RELENG_8: panic: wrong offset 4096 for sectorsize 2352

Tue May 24 21:27:27 UTC 2011

Am 24.05.2011 10:53, schrieb Jeremy Chadwick:
> On Tue, May 24, 2011 at 09:26:18AM +0200, Joerg Wunsch wrote:
>> As Andriy Gapon wrote:
>>
>>>> panic: wrong offset 4096 for sectorsize 2352
>>>>
>>>> Any ideas why this happens, and how to avoid it?
>>
>>> Backtrace would be a first thing.
>>
>> OK, here we go (the core has been dumped from within a serial console
>> BREAK DDB entry, I'm omitting the frames related to that):
>>
>> #16 0xc0537352 in _cv_wait (cvp=0xc6e6bcd4, lock=0xc6e6bdd4) at /usr/src/sys/kern/kern_condvar.c:96
>> #17 0xc0aa8a13 in usb_process (arg=0xc6e6bccc)
>>     at /usr/src/sys/modules/usb/usb/../../../dev/usb/usb_process.c:183
>> #18 0xc054f948 in fork_exit (callout=0xc0aa88e0 <usb_process>, arg=0xc6e6bccc, frame=0xc6a1ad28)
>>     at /usr/src/sys/kern/kern_fork.c:865
>> #19 0xc077fd34 in fork_trampoline () at /usr/src/sys/i386/i386/exception.s:275
>>
>> After the initial panic, I typed "c" in DDB, in the assumption
>> it would proceed with a coredump, but it didn't.  That's why I
>> hit BREAK again, and forced a dump through the "panic" DDB
>> command.  Now, I'm no longer sure whether the frames above do
>> really relate to the mentioned panic string.
> 
> Just an informational note about inducing a panic: I tend to, once at
> the db> prompt, do "bt" then immediately "call doadump".  That induces
> memory being written to swap, then do "reboot".  I assume (since you
> have a crash at all) that you have dumpdev defined in /etc/rc.conf.
> savecore(8) will then pick up the panic, etc... you get the idea.
> 
> The panic in question is intentional from what I can tell in the code.
> I'm not sure how much a kernel crash/dump is going to help with this,
> given the following code in src/sys/geom/geom_io.c:
> 
> 391 void
> 392 g_io_request(struct bio *bp, struct g_consumer *cp)
> 393 {
> ...
> 426         if (bp->bio_cmd & (BIO_READ|BIO_WRITE|BIO_DELETE)) {
> 427                 KASSERT(bp->bio_offset % cp->provider->sectorsize == 0,
> 428                     ("wrong offset %jd for sectorsize %u",
> 429                     bp->bio_offset, cp->provider->sectorsize));
> 
> phk@ added this code 6 years ago to HEAD (at the time); see the
> annotation around line 426:
> 
> http://www.freebsd.org/cgi/cvsweb.cgi/src/sys/geom/geom_io.c#rev1.59
> 
> The assertion failed because sectorsize was not a multiple of
> bio_offset.  Specifically: 4096 / 2352 = 1.741, which isn't zero,
> therefore the panic occurs.  (It's important to read assertions
> "backwards"; that is, the assertion/panic happens when the conditional
> proves false).
> 
> I know little to nothing about CD ripping so I can't tell you why abcde
> was able to somehow trigger this.  Possibly some device read routines
> that abcde uses get translated directly into GEOM requests and therefore
> indirectly trigger the assertion?

CDDA blocks have 588 samples * 2 channels * 16 bit, 1/75th of a second
sampled at 44100 Hz, so that's the high-level view where the block size
of 2352 comes from.
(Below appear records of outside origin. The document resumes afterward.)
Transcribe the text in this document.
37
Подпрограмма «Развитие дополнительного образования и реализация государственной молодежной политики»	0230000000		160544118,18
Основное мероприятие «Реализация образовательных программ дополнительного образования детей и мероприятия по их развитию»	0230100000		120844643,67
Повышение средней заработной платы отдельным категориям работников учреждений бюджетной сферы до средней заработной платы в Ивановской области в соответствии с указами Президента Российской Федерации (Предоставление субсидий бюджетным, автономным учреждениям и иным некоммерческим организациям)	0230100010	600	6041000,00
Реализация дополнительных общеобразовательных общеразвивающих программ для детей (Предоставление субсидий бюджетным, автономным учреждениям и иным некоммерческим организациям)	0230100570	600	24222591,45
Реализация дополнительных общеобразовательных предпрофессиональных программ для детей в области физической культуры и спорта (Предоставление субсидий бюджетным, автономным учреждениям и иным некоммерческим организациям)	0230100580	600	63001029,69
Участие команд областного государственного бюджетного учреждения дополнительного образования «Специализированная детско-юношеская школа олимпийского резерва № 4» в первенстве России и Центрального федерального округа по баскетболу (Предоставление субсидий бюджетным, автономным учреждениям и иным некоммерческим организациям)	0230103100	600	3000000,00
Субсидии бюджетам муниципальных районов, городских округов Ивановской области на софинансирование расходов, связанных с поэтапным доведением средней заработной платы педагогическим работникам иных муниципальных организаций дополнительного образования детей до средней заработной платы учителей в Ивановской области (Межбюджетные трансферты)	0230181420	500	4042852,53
IMNSHO the kernel should return EINVAL or EIO or
similar, not panic.

Where the 4096 offset comes from on a 2352 block size is the other
question. If something's trying block 3, it should seek to 4704; OTOH if
anywhere block sizes get out of synch, that might explain it.  Perhaps
truss can help if its output doesn't get scratched in the panic.

The interesting question is, which devices are affected, does this
happen with acd (ATAPI) or with cd (SCSI/CAM)?

Not that I could help with that though, just a hint to Jörg for
sidestepping the problem: if it was ATAPI, try loading atapicam via
/etc/loader.conf and retry abcde on cd. ISTR that it worked for me on an
internal SATA or PATA CD-ROM.  Feel free to ping me off-list if you want
me to try if narrowing down 8-STABLE drivers is any help for the kernel
hackers.

-- 
Matthias Andree